A. Karar Düzeltme Yoluna Başvuran

Dairenin yukarıda belirtilen kararına karşı davacı vekili karar düzeltme isteminde bulunmuştur.

B. Karar Düzeltme Sebepleri

Davacı vekili karar düzeltme dilekçesinde özetle; taşınmaz arsa vasfında olduğundan talebin tüm taşınmaz yönünden kabulü gerekirdi. Vekalet ücreti hakkında Mahkemece verilen ilk karar temyiz edilmeyerek kesinleşmiştir. Kesinleşen konuda yeniden hüküm kurulması doğru değildir. Yararına hükmolunan 53.400,00TL vekâlet ücreti hükmü temyiz edilmemiş ve kesinleşmiştir. Bu halde kurulan hüküm doğru olmayıp bozulması gerekmektedir.

C. Gerekçe

1. Uyuşmazlık ve Hukuki Nitelendirme

Uyuşmazlık, Mahkemece uyulmasına karar verilen bozma ilamı uyarınca karar verilip verilmediği noktasında toplanmaktadır.

2. İlgili Hukuk

1086 sayılı Hukuk Usulü Muhakemeleri Kanunu'nun (1086 sayılı Kanun) 440 ıncı maddesi; 4721 sayılı Türk Medeni Kanunu'nun (4721 sayılı Kanun) 194 üncü maddesi; 6100 sayılı Hukuk Muhakemeleri Kanunu'nun 323 üncü maddesi, 326 ncı maddesi.

3. Değerlendirme

1.Yargıtay kararının düzeltilmesi 1086 sayılı Kanun'un 440 ıncı maddesinde yer alan sebeplerden birinin varlığı hâlinde mümkündür.

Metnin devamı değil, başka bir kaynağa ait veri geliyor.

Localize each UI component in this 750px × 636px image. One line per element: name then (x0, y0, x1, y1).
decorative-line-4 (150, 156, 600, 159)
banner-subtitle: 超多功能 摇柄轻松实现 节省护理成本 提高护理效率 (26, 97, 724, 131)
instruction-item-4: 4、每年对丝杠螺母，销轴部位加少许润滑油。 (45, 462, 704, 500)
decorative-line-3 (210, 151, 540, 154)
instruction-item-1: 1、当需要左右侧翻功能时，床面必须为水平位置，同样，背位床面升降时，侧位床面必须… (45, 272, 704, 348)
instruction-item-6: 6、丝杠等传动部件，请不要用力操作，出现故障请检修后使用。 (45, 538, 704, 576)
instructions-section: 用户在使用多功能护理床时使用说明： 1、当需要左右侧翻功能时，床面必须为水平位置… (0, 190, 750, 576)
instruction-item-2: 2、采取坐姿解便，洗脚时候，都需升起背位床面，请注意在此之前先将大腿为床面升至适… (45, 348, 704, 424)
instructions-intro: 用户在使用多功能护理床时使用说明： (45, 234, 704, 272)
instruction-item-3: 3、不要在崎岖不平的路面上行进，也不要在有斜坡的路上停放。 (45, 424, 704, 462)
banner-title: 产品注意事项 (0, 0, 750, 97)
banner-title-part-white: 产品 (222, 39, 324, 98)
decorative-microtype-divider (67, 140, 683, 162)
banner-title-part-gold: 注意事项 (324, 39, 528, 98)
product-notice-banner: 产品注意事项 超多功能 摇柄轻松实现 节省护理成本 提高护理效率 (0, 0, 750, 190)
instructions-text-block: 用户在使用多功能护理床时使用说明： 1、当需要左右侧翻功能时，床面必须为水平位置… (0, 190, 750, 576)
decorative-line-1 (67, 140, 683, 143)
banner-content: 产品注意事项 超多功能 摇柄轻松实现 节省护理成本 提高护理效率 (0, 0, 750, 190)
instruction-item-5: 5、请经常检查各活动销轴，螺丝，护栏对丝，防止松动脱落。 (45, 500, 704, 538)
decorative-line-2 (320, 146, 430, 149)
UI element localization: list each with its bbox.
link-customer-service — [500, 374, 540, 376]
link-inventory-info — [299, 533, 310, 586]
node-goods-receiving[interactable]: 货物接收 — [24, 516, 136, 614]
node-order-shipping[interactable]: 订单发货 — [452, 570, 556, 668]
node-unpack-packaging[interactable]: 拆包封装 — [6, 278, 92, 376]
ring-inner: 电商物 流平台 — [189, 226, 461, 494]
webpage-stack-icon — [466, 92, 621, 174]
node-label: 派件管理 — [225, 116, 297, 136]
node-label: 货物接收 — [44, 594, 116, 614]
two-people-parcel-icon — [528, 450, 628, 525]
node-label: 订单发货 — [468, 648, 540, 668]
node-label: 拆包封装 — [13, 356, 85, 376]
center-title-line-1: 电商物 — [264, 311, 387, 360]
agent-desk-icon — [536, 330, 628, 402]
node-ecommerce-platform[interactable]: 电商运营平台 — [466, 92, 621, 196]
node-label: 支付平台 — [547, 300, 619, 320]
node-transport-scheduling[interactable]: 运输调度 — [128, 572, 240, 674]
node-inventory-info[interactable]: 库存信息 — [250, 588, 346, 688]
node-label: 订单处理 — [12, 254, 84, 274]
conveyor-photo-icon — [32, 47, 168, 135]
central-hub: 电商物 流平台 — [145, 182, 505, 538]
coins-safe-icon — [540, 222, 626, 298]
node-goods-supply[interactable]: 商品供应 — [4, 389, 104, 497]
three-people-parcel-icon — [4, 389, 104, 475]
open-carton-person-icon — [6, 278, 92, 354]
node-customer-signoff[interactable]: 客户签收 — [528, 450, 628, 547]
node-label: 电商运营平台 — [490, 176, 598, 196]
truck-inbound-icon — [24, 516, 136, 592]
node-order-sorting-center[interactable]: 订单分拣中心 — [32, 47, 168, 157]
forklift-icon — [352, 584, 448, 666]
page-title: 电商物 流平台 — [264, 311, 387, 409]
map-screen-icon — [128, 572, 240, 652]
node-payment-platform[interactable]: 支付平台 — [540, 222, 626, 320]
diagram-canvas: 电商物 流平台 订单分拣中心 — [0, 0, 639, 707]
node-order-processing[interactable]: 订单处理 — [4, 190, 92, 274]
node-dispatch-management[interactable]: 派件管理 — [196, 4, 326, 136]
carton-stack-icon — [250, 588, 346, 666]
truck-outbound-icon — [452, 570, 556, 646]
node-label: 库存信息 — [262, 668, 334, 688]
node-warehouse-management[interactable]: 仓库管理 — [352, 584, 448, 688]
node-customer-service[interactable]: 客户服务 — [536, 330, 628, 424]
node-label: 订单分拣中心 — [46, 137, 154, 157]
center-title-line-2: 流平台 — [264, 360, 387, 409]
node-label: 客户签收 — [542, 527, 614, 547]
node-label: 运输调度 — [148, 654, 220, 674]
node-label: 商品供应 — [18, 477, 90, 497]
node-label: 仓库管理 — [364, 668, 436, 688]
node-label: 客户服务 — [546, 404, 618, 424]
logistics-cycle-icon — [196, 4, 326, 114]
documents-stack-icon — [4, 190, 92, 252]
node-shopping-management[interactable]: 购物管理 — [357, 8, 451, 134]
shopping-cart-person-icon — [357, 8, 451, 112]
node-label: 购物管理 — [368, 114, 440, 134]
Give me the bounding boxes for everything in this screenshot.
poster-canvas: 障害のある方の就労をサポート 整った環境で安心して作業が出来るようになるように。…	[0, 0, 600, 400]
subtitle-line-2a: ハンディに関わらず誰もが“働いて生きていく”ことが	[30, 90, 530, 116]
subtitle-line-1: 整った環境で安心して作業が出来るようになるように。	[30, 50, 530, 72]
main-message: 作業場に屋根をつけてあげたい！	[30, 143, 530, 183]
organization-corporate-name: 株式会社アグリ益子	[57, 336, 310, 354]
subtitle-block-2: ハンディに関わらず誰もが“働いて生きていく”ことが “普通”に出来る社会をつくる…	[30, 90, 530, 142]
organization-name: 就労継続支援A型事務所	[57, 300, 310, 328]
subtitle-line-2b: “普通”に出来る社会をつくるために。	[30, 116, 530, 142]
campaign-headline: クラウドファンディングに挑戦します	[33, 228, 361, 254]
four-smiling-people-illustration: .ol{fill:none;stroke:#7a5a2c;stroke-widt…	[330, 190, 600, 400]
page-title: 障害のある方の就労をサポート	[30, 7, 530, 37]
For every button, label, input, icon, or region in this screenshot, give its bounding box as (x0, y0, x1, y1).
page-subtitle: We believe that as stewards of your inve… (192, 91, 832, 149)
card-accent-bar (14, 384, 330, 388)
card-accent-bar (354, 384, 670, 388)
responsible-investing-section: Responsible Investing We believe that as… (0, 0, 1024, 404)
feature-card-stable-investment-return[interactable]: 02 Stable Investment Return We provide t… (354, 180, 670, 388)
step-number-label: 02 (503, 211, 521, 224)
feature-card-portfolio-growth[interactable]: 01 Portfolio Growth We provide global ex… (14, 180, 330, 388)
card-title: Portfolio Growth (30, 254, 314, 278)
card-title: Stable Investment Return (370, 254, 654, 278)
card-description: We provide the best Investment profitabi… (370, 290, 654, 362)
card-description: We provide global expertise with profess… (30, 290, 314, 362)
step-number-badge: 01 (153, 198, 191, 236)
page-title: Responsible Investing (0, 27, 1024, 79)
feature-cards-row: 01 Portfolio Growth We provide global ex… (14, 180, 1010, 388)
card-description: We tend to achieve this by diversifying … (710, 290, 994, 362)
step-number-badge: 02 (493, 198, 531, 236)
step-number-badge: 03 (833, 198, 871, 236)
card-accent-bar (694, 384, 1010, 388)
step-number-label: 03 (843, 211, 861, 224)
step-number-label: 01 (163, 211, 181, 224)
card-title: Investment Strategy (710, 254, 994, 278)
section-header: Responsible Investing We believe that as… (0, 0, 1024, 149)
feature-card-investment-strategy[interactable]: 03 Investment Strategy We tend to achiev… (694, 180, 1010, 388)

2.Mahkemece verilen karar, Dairemizce yasal ve hukuki dayanakları gösterilmek suretiyle onanmış olup, temyiz ilamında bildirilen gerektirici sebeplere göre karar düzeltme istemi 1086 sayılı Kanun'un 440 ıncı maddesindeki nedenlerden hiçbirisine dayanmamaktadır. Bu nedenle yerinde olmayan istemin reddi gerekmiştir.

VI. KARAR

Açıklanan sebeple;

Karar düzeltme talebinin REDDİNE,

1086 sayılı Kanun 442/son ve 4421 sayılı Kanunun 2 ve 4/b-1 maddeleri delaletiyle takdiren 1.470,00 TL para ceza ile 375,10 TL karar düzeltme ret harcının düzeltme isteyenden tahsiline,

22.03.2023 tarihinde oy birliğiyle karar verildi.